A group of Australian scientists and physicists from the University of Wisconsin-Milwaukee (UWM) has employed state-of-the-art military hardware in a method that quickly identifies malaria parasites in blood samples as small as a single cell.
Researchers at Australia’s Monash University and the University of Melbourne came to Wisconsin to use unique imaging equipment created by UWM professor Carol Hirschmugl in order to investigate strategies for earlier diagnosis of the disease.
The scientists say the novel idea, published July 14 in the journal Analyst, could set a new gold standard for malaria testing. One of the most deadly diseases on the planet, malaria kills about a million people a year.

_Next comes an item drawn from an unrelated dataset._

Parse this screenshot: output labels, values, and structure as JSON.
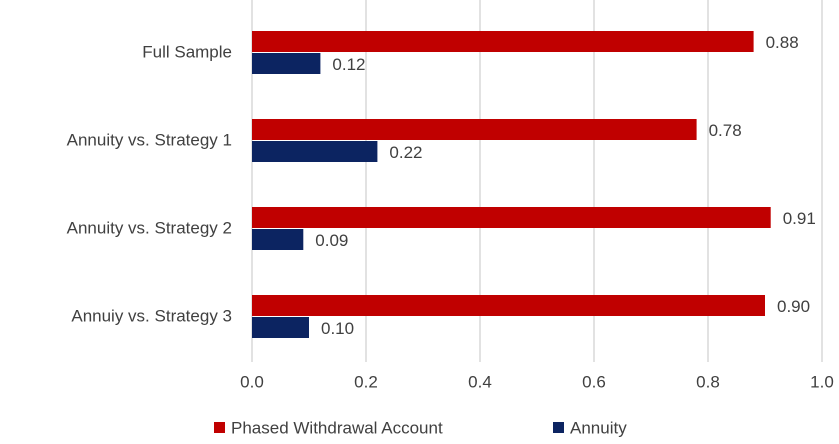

Hirschmugl’s equipment incorporates a special detector known as a Focal Plane Array (FPA), originally developed for anti-tank heat-seeking missiles.
Like the sensor in a large mega-pixel camera, the FPA detector recognizes pixels and is sensitive to the infrared spectrum. Hirschmugl has used it as part of equipment she developed, called Infrared Environmental Imaging (IRENI).
“With the detector we essentially get a mega-pixel camera for infrared, rather than visible light,” she says. “It is key to my system and the whole reason I built IRENI.”
‘Seeing’ with frequencies
The tool yields high-definition pictures of the kinds of molecules in a sample with exceptional clarity and speed.
In IRENI, the FPA detector is paired with a synchrotron as the camera’s light source. In a synchrotron, streams of speeding electrons emit continuous light across the entire electromagnetic spectrum so that researchers can note where certain wavelengths are most readily absorbed by the test material.
The malaria test was conducted using IRENI equipment at the Synchrotron Radiation Center at UW-Madison where light in the invisible mid-infrared range was absorbed at millions of locations in the blood sample.
Taken together, the data form a high-definition image which, once reassembled by a computer program, produces a “hyper-spectral map,” guiding scientists to the exact location of the target – those cells where the infrared signature produced by the parasites’ fatty acids appeared.
“Rather than having to look everywhere in a sample, this method points you to which cell is infected with the parasite and at which stage of the disease,” says Hirschmugl.
Early detection difficult
Lead researcher Bayden Wood, associate professor of biochemistry at Monash University, specializes in imaging biomolecules with a technique called Fourier Transform Infrared (FTIR) spectroscopy, which provides information on how they vibrate. He says a test that can catch malaria at its early stages is critical to reduce mortality and prevent the overuse of anti-malarial drugs.
The disease is often spotted only after the parasites have developed and multiplied in the body.
This test could make an impact if it results in large-scale screening to identify carriers of the malaria parasite who do not display the disease’s classic fever-type symptoms, says Leann Tilley, professor of biochemistry and molecular biology at the University of Melbourne.
If those carriers are treated before symptoms appear, it will keep the disease from spreading quickly within a community.
In the next phase of research Wood’s team will work with Professor Patcharee Jearanaikoon from the Khon Kaen University in Thailand to test the new technology in hospital clinics.
For Hirschmugl, the test demonstrated the medical applications of IRENI, though she acknowledges that synchrotron-based imaging is not practical for use in developing countries where malaria poses the biggest threat.
“The hope is to keep pushing the commercial technology to improve,” she says. “The quality of what is available commercially now has improved because of our research so far.”